We look for guidance on how to parent because we care about our kids and there is no recipe for raising them. Yet no matter how many books we read or strategies we try, we will forever feel the existential angst of "am I making the best choices for my child?"

And the answer to that question is... no. Not all the time. Because no matter how hard you try, your kid is going to have problems, and some of those problems will be because of how you raised them.

We need to admit this to ourselves and accept it. Think of your own parents -- do you love them? Probably. Do you blame them for parts of your personality you don't like? I bet you do. It is impossible to anticipate what your kids are going to resent you for. You could give them everything, and they could feel like they had too many allowances and therefore can't appreciate anything. Or you can be strict and have many rules to prepare them for a life with boundaries, and they could feel like you deprived them. The ways you think you screw up the most might be exactly what makes your kids feel the strongest, and the aspects you try the hardest at might be where they feel most weak. There is no guarantee and you can't predict the future outcomes of your efforts.

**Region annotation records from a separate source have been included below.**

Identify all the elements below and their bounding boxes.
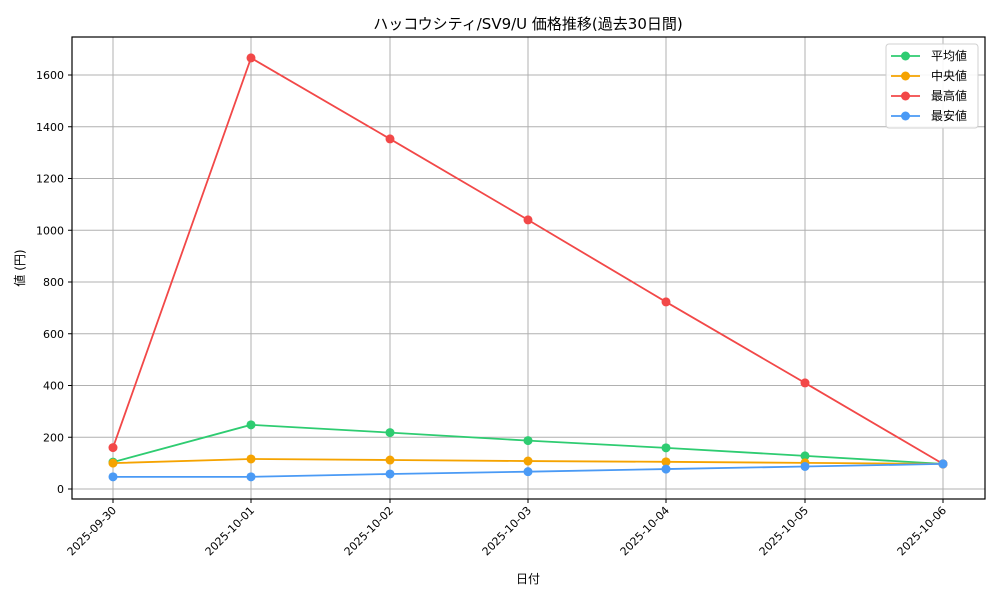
data-point-marker bbox=[661, 464, 671, 474]
data-point-marker bbox=[246, 420, 256, 430]
legend-label: 平均値 bbox=[931, 48, 967, 63]
data-point-marker bbox=[800, 461, 810, 471]
data-point-marker bbox=[385, 469, 395, 479]
data-point-marker bbox=[385, 455, 395, 465]
data-point-marker bbox=[523, 456, 533, 466]
y-tick-label: 800 bbox=[43, 276, 64, 289]
data-point-marker bbox=[523, 436, 533, 446]
legend-marker-icon bbox=[901, 71, 910, 81]
data-point-marker bbox=[800, 451, 810, 461]
data-point-marker bbox=[246, 472, 256, 482]
y-tick-label: 1000 bbox=[36, 224, 64, 237]
legend-marker-icon bbox=[901, 51, 910, 61]
data-point-marker bbox=[385, 428, 395, 438]
y-tick-label: 200 bbox=[43, 431, 64, 444]
y-tick-label: 600 bbox=[43, 328, 64, 341]
series-2 bbox=[108, 53, 948, 469]
y-tick-label: 1600 bbox=[36, 69, 64, 82]
legend-item: 最安値 bbox=[891, 108, 967, 123]
data-point-marker bbox=[661, 297, 671, 307]
grid-lines bbox=[72, 37, 985, 499]
data-point-marker bbox=[523, 467, 533, 477]
y-tick-label: 1200 bbox=[36, 173, 64, 186]
data-point-marker bbox=[108, 458, 118, 468]
data-point-marker bbox=[108, 443, 118, 453]
series-layer bbox=[108, 53, 948, 482]
y-tick-label: 400 bbox=[43, 380, 64, 393]
legend-box bbox=[885, 43, 979, 129]
data-point-marker bbox=[385, 134, 395, 144]
data-point-marker bbox=[938, 459, 948, 469]
legend-item: 中央値 bbox=[891, 68, 967, 83]
chart-title: ハッコウシティ/SV9/U 価格推移(過去30日間) bbox=[373, 15, 682, 33]
data-point-marker bbox=[661, 457, 671, 467]
data-point-marker bbox=[246, 53, 256, 63]
y-axis-ticks: 0 200 400 600 800 1000 1200 1400 1600 bbox=[36, 69, 72, 496]
legend-label: 最高値 bbox=[931, 88, 967, 103]
data-point-marker bbox=[661, 443, 671, 453]
y-tick-label: 0 bbox=[57, 483, 64, 496]
legend-item: 平均値 bbox=[891, 48, 967, 63]
legend-item: 最高値 bbox=[891, 88, 967, 103]
data-point-marker bbox=[246, 454, 256, 464]
data-point-marker bbox=[523, 215, 533, 225]
legend-label: 中央値 bbox=[931, 68, 967, 83]
data-point-marker bbox=[800, 378, 810, 388]
x-axis-label: 日付 bbox=[516, 572, 540, 586]
legend-marker-icon bbox=[901, 111, 910, 121]
legend-marker-icon bbox=[901, 91, 910, 101]
series-3 bbox=[108, 459, 948, 482]
y-tick-label: 1400 bbox=[36, 121, 64, 134]
legend-label: 最安値 bbox=[931, 108, 967, 123]
y-axis-label: 値 (円) bbox=[12, 249, 27, 286]
data-point-marker bbox=[108, 472, 118, 482]
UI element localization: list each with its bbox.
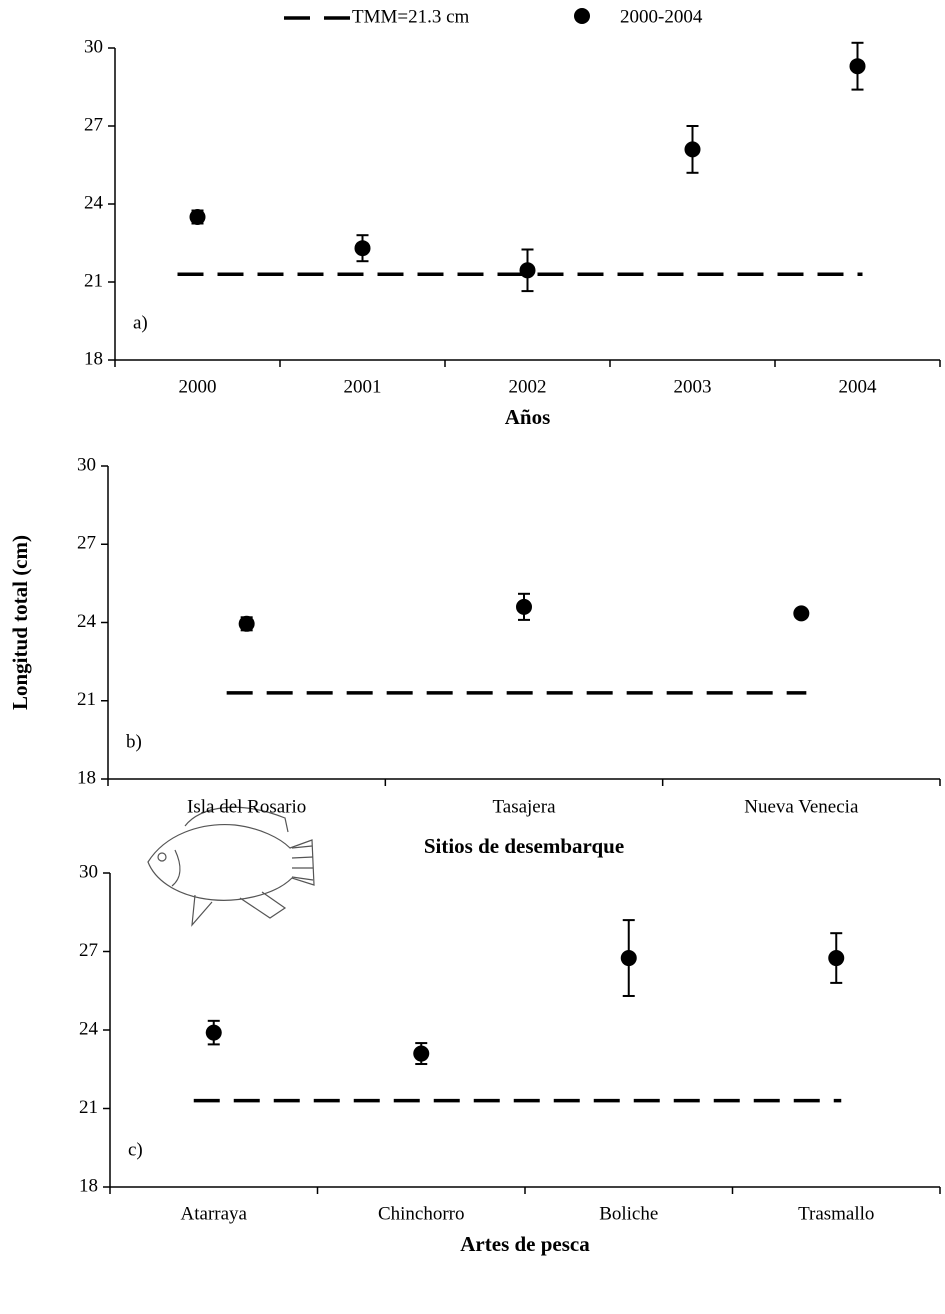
y-tick-label: 18: [77, 767, 96, 788]
y-tick-label: 27: [77, 533, 96, 554]
legend-label: TMM=21.3 cm: [352, 6, 470, 27]
x-tick-label: Tasajera: [492, 796, 556, 817]
y-tick-label: 30: [79, 861, 98, 882]
x-tick-label: Boliche: [599, 1203, 658, 1224]
data-point: [355, 240, 371, 256]
data-point: [793, 605, 809, 621]
x-tick-label: 2001: [344, 376, 382, 397]
data-point: [206, 1025, 222, 1041]
data-point: [413, 1046, 429, 1062]
data-point: [828, 950, 844, 966]
x-tick-label: 2000: [179, 376, 217, 397]
panel-label: b): [126, 731, 142, 752]
x-tick-label: 2002: [509, 376, 547, 397]
fish-illustration: [148, 807, 314, 925]
legend-label: 2000-2004: [620, 6, 703, 27]
x-tick-label: 2003: [674, 376, 712, 397]
y-tick-label: 21: [79, 1097, 98, 1118]
data-point: [621, 950, 637, 966]
x-tick-label: 2004: [839, 376, 878, 397]
data-point: [516, 599, 532, 615]
x-tick-label: Trasmallo: [798, 1203, 874, 1224]
data-point: [239, 616, 255, 632]
data-point: [850, 58, 866, 74]
y-tick-label: 30: [84, 36, 103, 57]
y-tick-label: 18: [84, 348, 103, 369]
y-tick-label: 18: [79, 1175, 98, 1196]
panel-label: c): [128, 1139, 143, 1160]
y-tick-label: 27: [79, 940, 98, 961]
x-tick-label: Chinchorro: [378, 1203, 465, 1224]
y-axis-title: Longitud total (cm): [8, 535, 32, 710]
x-axis-title: Sitios de desembarque: [424, 834, 624, 858]
data-point: [190, 209, 206, 225]
x-tick-label: Atarraya: [181, 1203, 248, 1224]
y-tick-label: 24: [84, 192, 104, 213]
figure: 18 21 24 27 30 2000 2001 2002 2003 2004 Años a) 18 21…: [0, 0, 945, 1314]
y-tick-label: 21: [77, 689, 96, 710]
y-tick-label: 30: [77, 454, 96, 475]
data-point: [685, 141, 701, 157]
x-tick-label: Isla del Rosario: [187, 796, 306, 817]
y-tick-label: 21: [84, 270, 103, 291]
x-tick-label: Nueva Venecia: [744, 796, 859, 817]
legend-marker: [574, 8, 590, 24]
y-tick-label: 24: [77, 611, 97, 632]
x-axis-title: Años: [505, 405, 551, 429]
data-point: [520, 262, 536, 278]
page: {"chart_data": [ {"type": "scatter", "pa…: [0, 0, 945, 1314]
panel-label: a): [133, 312, 148, 333]
x-axis-title: Artes de pesca: [460, 1232, 590, 1256]
y-tick-label: 27: [84, 114, 103, 135]
y-tick-label: 24: [79, 1018, 99, 1039]
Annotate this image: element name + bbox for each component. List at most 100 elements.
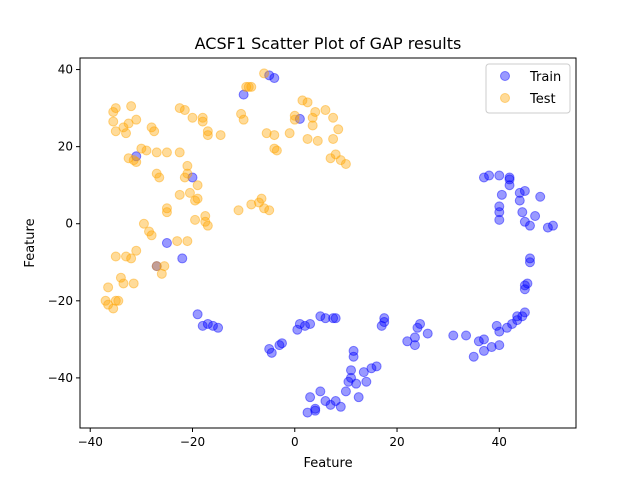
point-train xyxy=(494,170,505,181)
point-test xyxy=(113,295,124,306)
point-test xyxy=(333,124,344,135)
point-test xyxy=(307,120,318,131)
point-train xyxy=(524,257,535,268)
point-test xyxy=(310,106,321,117)
point-test xyxy=(187,112,198,123)
point-train xyxy=(366,363,377,374)
point-test xyxy=(202,130,213,141)
point-train xyxy=(299,320,310,331)
point-test xyxy=(179,105,190,116)
point-test xyxy=(161,207,172,218)
point-train xyxy=(292,324,303,335)
point-train xyxy=(348,351,359,362)
point-train xyxy=(310,405,321,416)
point-train xyxy=(207,320,218,331)
point-train xyxy=(478,172,489,183)
point-test xyxy=(156,268,167,279)
legend-marker-train xyxy=(500,71,510,81)
point-test xyxy=(259,203,270,214)
point-train xyxy=(305,318,316,329)
legend-marker-test xyxy=(500,93,510,103)
point-test xyxy=(110,251,121,262)
point-train xyxy=(484,170,495,181)
point-train xyxy=(496,189,507,200)
point-test xyxy=(192,180,203,191)
point-test xyxy=(202,126,213,137)
point-test xyxy=(151,261,162,272)
point-test xyxy=(174,103,185,114)
point-test xyxy=(269,130,280,141)
point-train xyxy=(524,253,535,264)
points-layer xyxy=(100,68,558,418)
point-test xyxy=(197,116,208,127)
point-train xyxy=(269,73,280,84)
point-train xyxy=(177,253,188,264)
point-train xyxy=(519,284,530,295)
point-test xyxy=(182,168,193,179)
y-tick-label: 20 xyxy=(58,140,73,154)
point-train xyxy=(517,207,528,218)
point-test xyxy=(108,106,119,117)
point-train xyxy=(486,342,497,353)
point-test xyxy=(108,303,119,314)
point-train xyxy=(504,174,515,185)
plot-area xyxy=(80,58,576,428)
point-train xyxy=(328,313,339,324)
point-train xyxy=(202,318,213,329)
point-train xyxy=(542,222,553,233)
point-test xyxy=(238,114,249,125)
point-test xyxy=(128,278,139,289)
point-train xyxy=(151,261,162,272)
point-train xyxy=(330,396,341,407)
point-test xyxy=(289,110,300,121)
point-train xyxy=(519,216,530,227)
point-test xyxy=(154,172,165,183)
point-test xyxy=(192,193,203,204)
point-train xyxy=(494,207,505,218)
x-axis: −40 −20 0 20 40 xyxy=(78,428,507,449)
point-train xyxy=(448,330,459,341)
point-test xyxy=(159,261,170,272)
point-train xyxy=(266,347,277,358)
point-train xyxy=(346,372,357,383)
point-test xyxy=(161,203,172,214)
point-test xyxy=(118,278,129,289)
point-test xyxy=(123,118,134,129)
point-train xyxy=(501,322,512,333)
point-train xyxy=(294,318,305,329)
point-train xyxy=(310,403,321,414)
point-test xyxy=(302,133,313,144)
point-train xyxy=(264,343,275,354)
point-test xyxy=(103,299,114,310)
point-test xyxy=(121,251,132,262)
point-test xyxy=(131,245,142,256)
point-train xyxy=(335,401,346,412)
point-train xyxy=(358,367,369,378)
legend-box xyxy=(485,63,571,114)
point-train xyxy=(517,311,528,322)
point-train xyxy=(409,332,420,343)
y-tick-label: 40 xyxy=(58,63,73,77)
point-train xyxy=(238,89,249,100)
point-test xyxy=(184,187,195,198)
point-test xyxy=(200,211,211,222)
point-train xyxy=(379,317,390,328)
point-test xyxy=(256,193,267,204)
point-train xyxy=(412,322,423,333)
point-test xyxy=(264,205,275,216)
point-train xyxy=(213,322,224,333)
y-tick-label: 0 xyxy=(65,217,73,231)
chart-title: ACSF1 Scatter Plot of GAP results xyxy=(195,34,462,53)
point-test xyxy=(100,295,111,306)
point-test xyxy=(179,172,190,183)
point-test xyxy=(325,153,336,164)
point-train xyxy=(494,340,505,351)
point-train xyxy=(519,280,530,291)
point-test xyxy=(271,145,282,156)
point-test xyxy=(182,160,193,171)
point-test xyxy=(328,112,339,123)
point-test xyxy=(174,189,185,200)
point-train xyxy=(348,345,359,356)
point-train xyxy=(468,351,479,362)
point-train xyxy=(320,313,331,324)
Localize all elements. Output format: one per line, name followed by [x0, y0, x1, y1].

I don't think we need more handbooks on how to mother. I think we need to start acknowledging that the whole process of parenting is a philosophical journey that you and your child embark on together. Raising another human is an immense responsibility, but rather than focusing on how to be the perfect mother, our attention needs to be directed towards our own self-reflection and teaching our children those same skills -- to think critically about behavior and analyze their upbringing so they can identify their conditioning and not feel victimized by it.

As my daughter grows from a child into an adult, I have to be ready for her to tell me how I may have hurt her. I need to be open enough to learn about who I am through her eyes. As she matures I must as well. Just as I demand her respect, I also need to show it. And part of that is taking her understanding of me seriously. To be flexible enough to face the truth of my impact on her, and realize that maybe at times I need to reexamine my mothering. But not because I feel insecure about some trend in parenting I think I should be implementing -- but because of real life moments. I know there are flaws in my mothering, of course there are, but I can't fear or deny them. I don't have the ridiculous expectation of doing everything right. My only goal is to raise a person I want to be friends with for the rest of my life, and who feels the same about me.